Determined that this hard lesson would be learnt, I got to work.
SALVAGE WHAT YOU CAN
I made a list of all the things I had potentially lost, and all the things that had been haphazardly backed up via cloud storage, other hard drives, or even preserved through streaming services. After scouring every corner of my digital history, it came down to losing a few years’ worth of photos, my historical project files (oh well, I was never going to get around to re-working them anyway) and the two live projects. For the most part, my portfolio was unharmed. Phew.
LEARN FROM BEING AN DIGITAL IDIOT
That same afternoon, I purchased another two (admittedly also cheap) hard drives and additional cloud storage, then uploaded absolutely everything I still had to all three. If I back up each after every session (a matter of seconds), I have three identical copies of my current data, two physical. A clunky solution, but also convenient in some ways; I can leave the house with one, or no hard drives, and know that I have everything I need so long as I consolidate the other as soon as I get home. If one fails, the other is there. If both fail, I have the cloud. If I have slow Wi-Fi, my current work is still backed up.
WRITE YOUR DAMN COMPOSITION NOTES
I write this post approximately a month after The Elopement, on the verge of finishing the second rendition of the 5-minute work I lost. Approaching this task, I was devoid of the emotional energy to do so. However, once I began, I realised that the copious reflections, diagrams and even brainstorms I made on good old-fashioned paper allowed me to recreate the ambience, structure and even sound content of the work. Dare I say it…Easily.
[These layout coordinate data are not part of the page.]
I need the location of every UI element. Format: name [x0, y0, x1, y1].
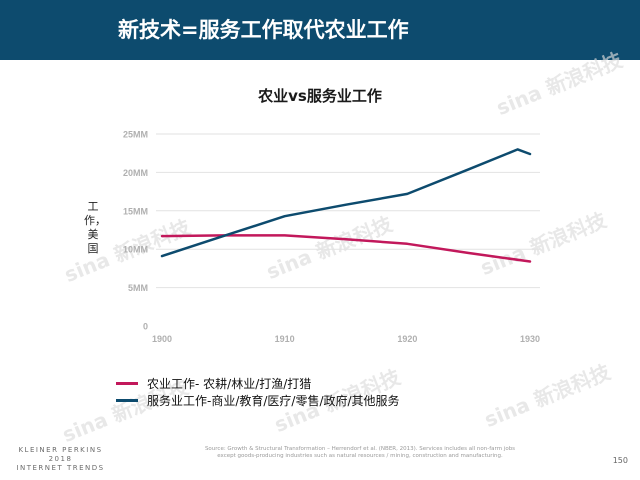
- y-tick-label: 15MM: [123, 206, 148, 216]
- x-tick-label: 1910: [275, 334, 295, 344]
- page-number: 150: [612, 456, 628, 465]
- legend-item-services: 服务业工作-商业/教育/医疗/零售/政府/其他服务: [116, 392, 400, 409]
- y-tick-label: 10MM: [123, 245, 148, 255]
- brand-name: KLEINER PERKINS: [18, 446, 103, 454]
- y-axis-label: 工作，美国: [84, 200, 106, 255]
- y-tick-label: 25MM: [123, 130, 148, 140]
- source-line-2: except goods-producing industries such a…: [217, 453, 503, 459]
- brand-report: INTERNET TRENDS: [16, 464, 105, 472]
- legend-swatch-services: [116, 399, 138, 402]
- header-bar: 新技术=服务工作取代农业工作: [0, 0, 640, 60]
- legend: 农业工作- 农耕/林业/打渔/打猎 服务业工作-商业/教育/医疗/零售/政府/其…: [116, 375, 400, 409]
- brand-logo: KLEINER PERKINS 2018 INTERNET TRENDS: [8, 446, 113, 473]
- legend-item-agriculture: 农业工作- 农耕/林业/打渔/打猎: [116, 375, 400, 392]
- legend-swatch-agriculture: [116, 382, 138, 385]
- page-title: 新技术=服务工作取代农业工作: [118, 18, 409, 42]
- y-tick-label: 20MM: [123, 168, 148, 178]
- series-line-services: [160, 148, 532, 258]
- y-tick-label: 5MM: [128, 283, 148, 293]
- y-tick-label: 0: [143, 322, 148, 332]
- source-note: Source: Growth & Structural Transformati…: [160, 446, 560, 460]
- x-tick-label: 1900: [152, 334, 172, 344]
- x-tick-label: 1930: [520, 334, 540, 344]
- brand-year: 2018: [48, 455, 73, 463]
- source-line-1: Source: Growth & Structural Transformati…: [204, 446, 516, 452]
- legend-label-services: 服务业工作-商业/教育/医疗/零售/政府/其他服务: [147, 394, 400, 408]
- chart-title: 农业vs服务业工作: [258, 87, 382, 105]
- x-tick-label: 1920: [397, 334, 417, 344]
- legend-label-agriculture: 农业工作- 农耕/林业/打渔/打猎: [147, 377, 312, 391]
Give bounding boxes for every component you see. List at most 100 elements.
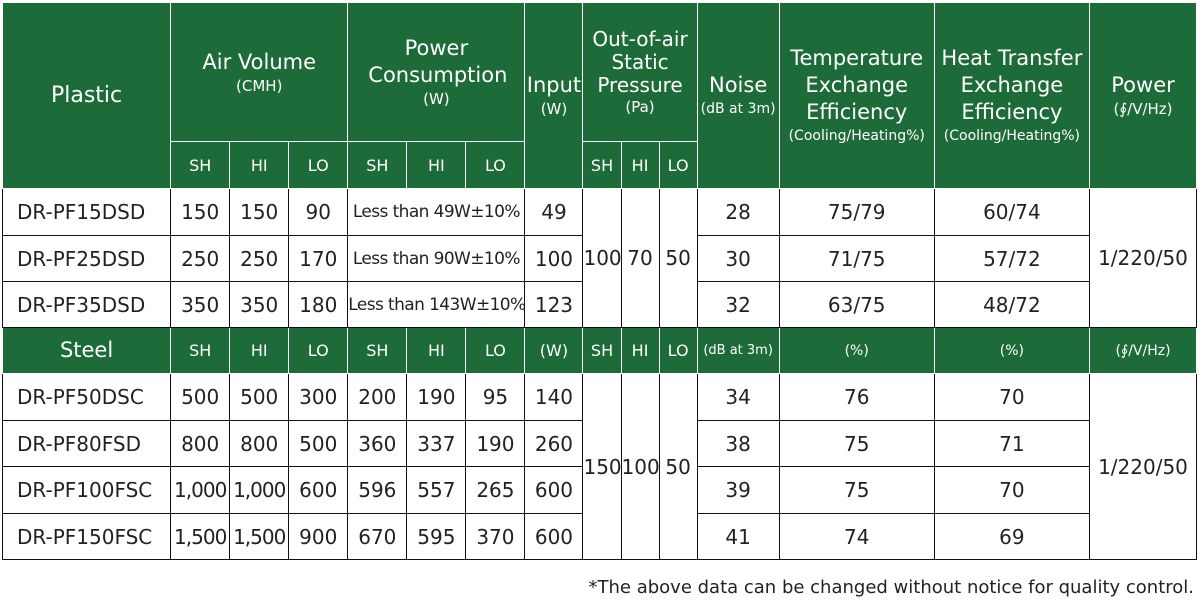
sub-air-sh: SH xyxy=(170,141,231,189)
sub-header: SH xyxy=(170,327,231,374)
cell: 300 xyxy=(288,373,349,421)
model-cell: DR-PF15DSD xyxy=(1,188,172,236)
sub-header: HI xyxy=(620,327,660,374)
sub-sp-sh: SH xyxy=(582,141,622,189)
header-temp-efficiency: Temperature Exchange Efficiency (Cooling… xyxy=(778,2,935,189)
table-row: DR-PF25DSD 250 250 170 Less than 90W±10%… xyxy=(1,235,1091,282)
cell: 57/72 xyxy=(933,235,1091,282)
cell: 170 xyxy=(288,235,349,282)
cell: 800 xyxy=(170,420,231,467)
cell: 200 xyxy=(347,373,408,421)
cell: 370 xyxy=(465,513,526,560)
cell: 71/75 xyxy=(778,235,935,282)
cell: 48/72 xyxy=(933,281,1091,328)
sub-cons-lo: LO xyxy=(465,141,526,189)
table-row: DR-PF35DSD 350 350 180 Less than 143W±10… xyxy=(1,281,1091,328)
sub-sp-hi: HI xyxy=(620,141,660,189)
cell: 190 xyxy=(465,420,526,467)
cell: 595 xyxy=(406,513,467,560)
cell: 75/79 xyxy=(778,188,935,236)
sub-header: SH xyxy=(347,327,408,374)
sub-air-hi: HI xyxy=(229,141,290,189)
cell: 60/74 xyxy=(933,188,1091,236)
sub-header: HI xyxy=(229,327,290,374)
cell: 260 xyxy=(524,420,584,467)
cell: 34 xyxy=(696,373,780,421)
table-row: DR-PF50DSC 500 500 300 200 190 95 140 15… xyxy=(1,373,1091,560)
cell: 90 xyxy=(288,188,349,236)
plastic-power-cell: 1/220/50 xyxy=(1089,188,1197,328)
cell: 140 xyxy=(524,373,584,421)
cell: 100 xyxy=(524,235,584,282)
cell: 600 xyxy=(288,466,349,514)
cell: 337 xyxy=(406,420,467,467)
cell: 70 xyxy=(933,466,1091,514)
cell: Less than 90W±10% xyxy=(347,235,526,282)
sub-header: LO xyxy=(658,327,698,374)
sub-header: LO xyxy=(288,327,349,374)
cell: 190 xyxy=(406,373,467,421)
cell: 1,500 xyxy=(229,513,290,560)
steel-power-cell: 1/220/50 xyxy=(1089,373,1197,560)
cell: 150 xyxy=(229,188,290,236)
cell: Less than 49W±10% xyxy=(347,188,526,236)
cell: 265 xyxy=(465,466,526,514)
cell: 69 xyxy=(933,513,1091,560)
steel-header-row: Steel SH HI LO SH HI LO (W) SH HI LO (dB… xyxy=(1,327,1091,374)
cell: 250 xyxy=(229,235,290,282)
cell: 600 xyxy=(524,513,584,560)
header-plastic: Plastic xyxy=(1,2,172,189)
header-air-volume: Air Volume (CMH) xyxy=(170,2,349,142)
cell: 500 xyxy=(170,373,231,421)
cell: 49 xyxy=(524,188,584,236)
cell: 50 xyxy=(658,188,698,328)
sub-header: HI xyxy=(406,327,467,374)
cell: 350 xyxy=(229,281,290,328)
cell: 100 xyxy=(582,188,622,328)
cell: 70 xyxy=(933,373,1091,421)
footnote: *The above data can be changed without n… xyxy=(588,577,1195,598)
cell: 41 xyxy=(696,513,780,560)
cell: 350 xyxy=(170,281,231,328)
cell: Less than 143W±10% xyxy=(347,281,526,328)
table-row: DR-PF150FSC 1,500 1,500 900 670 595 370 … xyxy=(1,513,1091,560)
table-row: DR-PF80FSD 800 800 500 360 337 190 260 3… xyxy=(1,420,1091,467)
sub-header: (W) xyxy=(524,327,584,374)
header-noise: Noise (dB at 3m) xyxy=(696,2,780,189)
sub-cons-sh: SH xyxy=(347,141,408,189)
sub-header: LO xyxy=(465,327,526,374)
sub-header: (dB at 3m) xyxy=(696,327,780,374)
sub-cons-hi: HI xyxy=(406,141,467,189)
model-cell: DR-PF25DSD xyxy=(1,235,172,282)
power-column: Power (∮/V/Hz) 1/220/50 (∮/V/Hz) 1/220/5… xyxy=(1089,2,1197,560)
cell: 557 xyxy=(406,466,467,514)
header-heat-efficiency: Heat Transfer Exchange Efficiency (Cooli… xyxy=(933,2,1091,189)
table-row: DR-PF15DSD 150 150 90 Less than 49W±10% … xyxy=(1,188,1091,328)
model-cell: DR-PF100FSC xyxy=(1,466,172,514)
cell: 900 xyxy=(288,513,349,560)
cell: 76 xyxy=(778,373,935,421)
sub-air-lo: LO xyxy=(288,141,349,189)
cell: 28 xyxy=(696,188,780,236)
model-cell: DR-PF150FSC xyxy=(1,513,172,560)
cell: 100 xyxy=(620,373,660,560)
header-power: Power (∮/V/Hz) xyxy=(1089,2,1197,189)
model-cell: DR-PF35DSD xyxy=(1,281,172,328)
cell: 180 xyxy=(288,281,349,328)
cell: 71 xyxy=(933,420,1091,467)
cell: 670 xyxy=(347,513,408,560)
sub-sp-lo: LO xyxy=(658,141,698,189)
sub-header: (%) xyxy=(933,327,1091,374)
cell: 74 xyxy=(778,513,935,560)
spec-table: Plastic Air Volume (CMH) Power Consumpti… xyxy=(1,2,1091,560)
cell: 50 xyxy=(658,373,698,560)
cell: 95 xyxy=(465,373,526,421)
cell: 250 xyxy=(170,235,231,282)
table-row: DR-PF100FSC 1,000 1,000 600 596 557 265 … xyxy=(1,466,1091,514)
header-power-consumption: Power Consumption (W) xyxy=(347,2,526,142)
cell: 500 xyxy=(288,420,349,467)
cell: 596 xyxy=(347,466,408,514)
cell: 32 xyxy=(696,281,780,328)
header-static-pressure: Out-of-air Static Pressure (Pa) xyxy=(582,2,698,142)
cell: 123 xyxy=(524,281,584,328)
Not only is the act of writing meditative and grounding, but these days you’re probably less likely to lose your work due to water or fire than you are to a hard drive failure. Write often, write badly, and then be surprised at how much it can jog your memory about your own composing process.
ENJOY THE SMUG SENSATION OF SECURITY
I am almost ready to pop this piece out into the world now. While I’m kicking my former self, this has been a necessary learning curve. I’ve consolidated my back-up process, I’ve created a work that has been doubly-considered and is probably better for it. Paranoia in the Bush is a work which celebrates the uneasy sensation of being watched while bushwalking in deep wilderness.
I like to think that my hard drive and my lost data are out there somewhere, holding hands and watching my personal growth fondly.